Sigh, I could go on and on about our troubles, albeit, I love the man and we have a content marriage, but it’s not without it’s problems. I could hold it up to the fact that we’ve been married for 3 years and I’ve been abroad studying for 2+ years. We haven’t gotten used to living together and adjusting to it just being us, as a family. I don’t know…we’re a work in progress I suppose.
Anyways, to add to my misery, only ONE person has RSVP’ed to Baby Girl’s birthday party and I am highly upset. Not that no one is going, although that would break my heart to see her sad that her friends didn’t show up, but that people don’t have to courtesy to tell me YES or NO. We are giving them until Friday to respond, but at this point I don’t know if any of them will. I’m sure they’ve read the invitations and The Hubbi said that maybe people don’t know their schedules for that day yet, which is understandable, but a 2 minute call to say “we might show up” wouldn’t hurt. Not even her teacher has said anything yet! We’re supposed to go to this Reading Night the school is hosting tonight so maybe we’ll see some parents there and hopefully get some answers because this is driving me crazy!
And to top it all off, her Godmother just texted me and told me that she will be going to NYC that weekend to celebrate another friend’s birthday so she won’t make it to the party. Also, another one of my best friends is that girl’s friend too, so she most likely is going, so there’s another lost cause. I don’t know whether to be mad or to let it slide. I suppose there’s nothing I can do about it anyways, people do what they want to do.

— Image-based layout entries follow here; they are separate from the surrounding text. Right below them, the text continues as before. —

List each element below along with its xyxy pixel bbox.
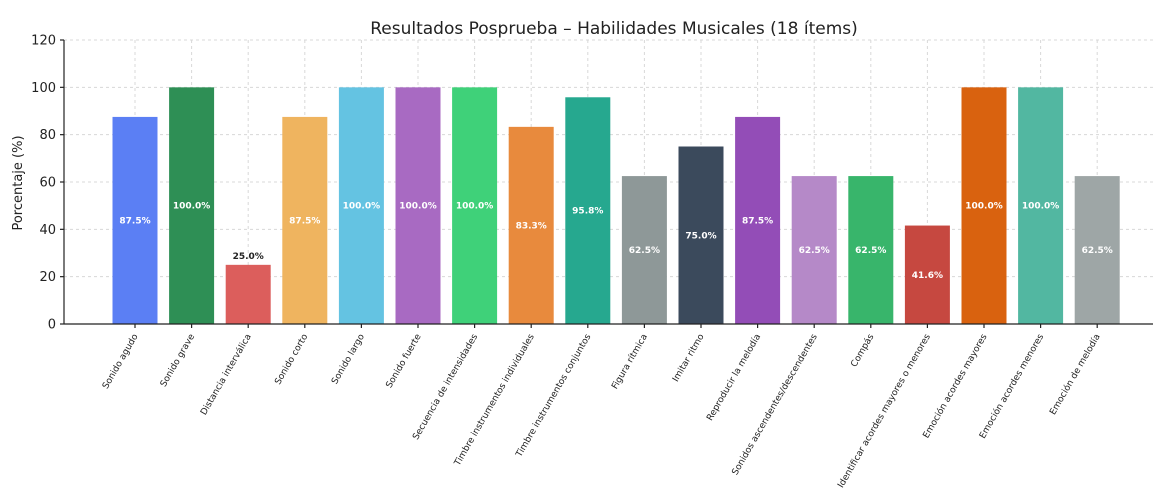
y-tick-label: 0 [48,318,56,333]
bar [791,176,837,324]
y-tick-label: 120 [31,34,56,49]
data-label: 100.0% [965,202,1003,212]
y-tick-label: 40 [39,223,56,238]
bar [621,176,667,324]
bar [338,87,384,324]
bar [169,87,215,324]
x-tick-label: Emoción acordes mayores [921,332,990,441]
data-label: 87.5% [289,216,320,226]
bar [112,116,158,325]
data-label: 100.0% [343,202,381,212]
x-tick-label: Compás [849,332,876,369]
data-label: 62.5% [799,246,830,256]
x-tick-label: Emoción acordes menores [977,332,1046,441]
x-tick-label: Imitar ritmo [671,332,707,384]
data-label: 62.5% [629,246,660,256]
x-tick-label: Sonido fuerte [385,332,424,390]
bar [508,126,554,325]
bar [1074,176,1120,324]
x-tick-label: Emoción de melodía [1047,332,1102,417]
y-tick-label: 80 [39,128,56,143]
data-label: 87.5% [119,216,150,226]
data-label: 100.0% [399,202,437,212]
data-label: 100.0% [456,202,494,212]
x-tick-label: Distancia interválica [199,333,254,418]
data-label: 25.0% [233,252,264,262]
bar [395,87,441,324]
data-labels: 87.5% 100.0% 25.0% 87.5% 100.0% 100.0% 100.0% 8… [119,202,1112,281]
x-tick-label: Sonido corto [273,332,310,387]
data-label: 100.0% [1022,202,1060,212]
x-tick-label: Sonido agudo [101,332,141,391]
bar [282,116,328,325]
x-tick-label: Figura rítmica [610,333,650,392]
axes [60,39,1153,328]
x-tick-label: Secuencia de intensidades [411,332,480,442]
data-label: 87.5% [742,216,773,226]
y-tick-label: 100 [31,81,56,96]
chart-title: Resultados Posprueba – Habilidades Music… [370,19,858,39]
x-tick-label: Sonido grave [159,332,198,389]
bar [678,146,724,324]
bar [848,176,894,324]
data-label: 100.0% [173,202,211,212]
bar [565,97,611,324]
x-tick-label: Reproducir la melodía [705,333,763,423]
data-label: 83.3% [516,221,547,231]
data-label: 41.6% [912,271,943,281]
x-tick-label: Sonido largo [330,332,367,386]
bars [112,87,1120,325]
bar [904,225,950,324]
bar [735,116,781,325]
y-tick-label: 60 [39,176,56,191]
y-tick-label: 20 [39,270,56,285]
data-label: 62.5% [1082,246,1113,256]
x-tick-label: Identificar acordes mayores o menores [836,332,933,490]
bar [452,87,498,324]
bar [961,87,1007,324]
data-label: 75.0% [685,231,716,241]
data-label: 95.8% [572,207,603,217]
y-axis-label: Porcentaje (%) [11,135,26,230]
data-label: 62.5% [855,246,886,256]
bar [1018,87,1064,324]
x-tick-labels: Sonido agudo Sonido grave Distancia interv… [101,332,1103,490]
y-tick-labels: 0 20 40 60 80 100 120 [31,34,56,333]
bar [225,264,271,324]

It’s just, I wanted this birthday to be special for Baby Girl because it was the last one before her sister will be born. She’s been the only child for so long, I just want her to know how special she is to everyone, but I suppose she’s only THAT special to me.

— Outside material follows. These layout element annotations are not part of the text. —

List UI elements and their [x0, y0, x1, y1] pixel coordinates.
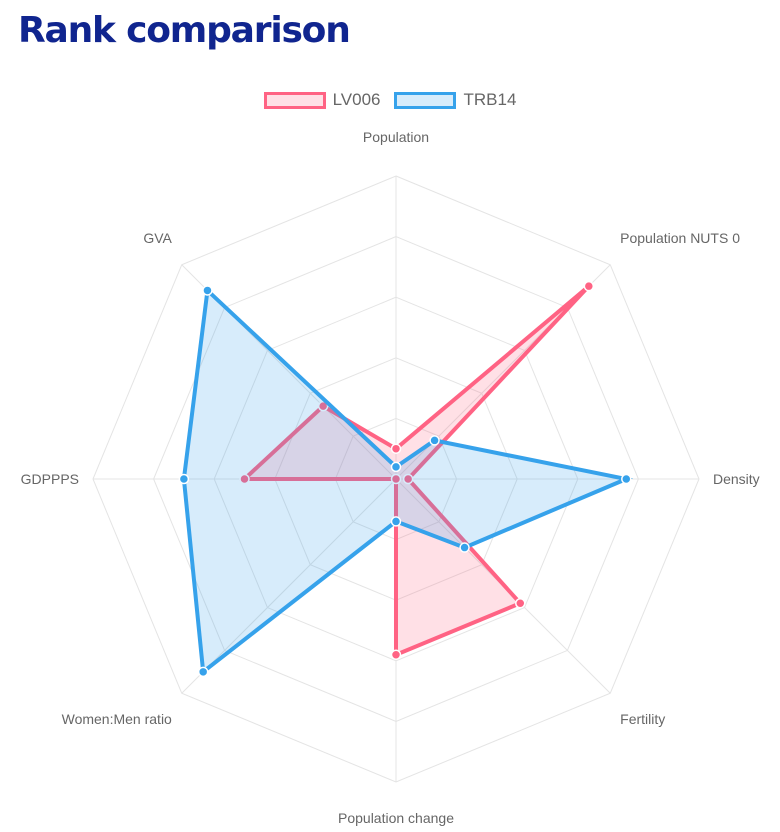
data-point-trb14 [197, 666, 209, 678]
data-point-trb14 [621, 473, 632, 485]
data-point-lv006 [515, 598, 526, 609]
axis-label: Population [363, 129, 429, 145]
axis-label: Density [713, 471, 760, 487]
data-point-lv006 [583, 280, 595, 292]
axis-label: Population NUTS 0 [620, 230, 740, 246]
data-point-trb14 [429, 435, 440, 446]
legend-item-trb14[interactable]: TRB14 [394, 90, 516, 110]
data-point-lv006 [390, 443, 402, 454]
legend-swatch-lv006 [263, 91, 326, 109]
data-point-trb14 [202, 285, 213, 296]
chart-legend: LV006 TRB14 [0, 86, 780, 114]
axis-label: Fertility [620, 711, 665, 727]
axis-label: Women:Men ratio [62, 711, 172, 727]
data-point-trb14 [178, 473, 190, 485]
data-point-trb14 [390, 516, 402, 527]
page-title: Rank comparison [18, 10, 351, 51]
axis-spoke [181, 478, 397, 694]
legend-label-lv006: LV006 [332, 90, 381, 109]
data-point-trb14 [390, 461, 402, 473]
data-point-lv006 [239, 473, 250, 485]
data-point-lv006 [390, 649, 402, 660]
data-point-lv006 [402, 473, 414, 485]
data-point-trb14 [459, 542, 470, 553]
legend-swatch-trb14 [394, 91, 457, 109]
data-point-lv006 [390, 473, 402, 485]
axis-label: Population change [338, 810, 454, 826]
data-point-lv006 [317, 400, 329, 412]
legend-label-trb14: TRB14 [463, 90, 517, 109]
axis-label: GDPPPS [21, 471, 79, 487]
axis-label: GVA [143, 230, 172, 246]
legend-item-lv006[interactable]: LV006 [263, 90, 381, 110]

But, I can’t even think about all this right now because I have a very important test coming up in 2 weeks that I need to study for, which is making me extra nervous and anxious. Basically, I have to separate myself from the family for the next 2 weeks so I can concentrate and make sure I pass this exam this time, so you know how much fun that will be! Ugh, I feel very frustrated and stressed right now and I don’t see it getting any better.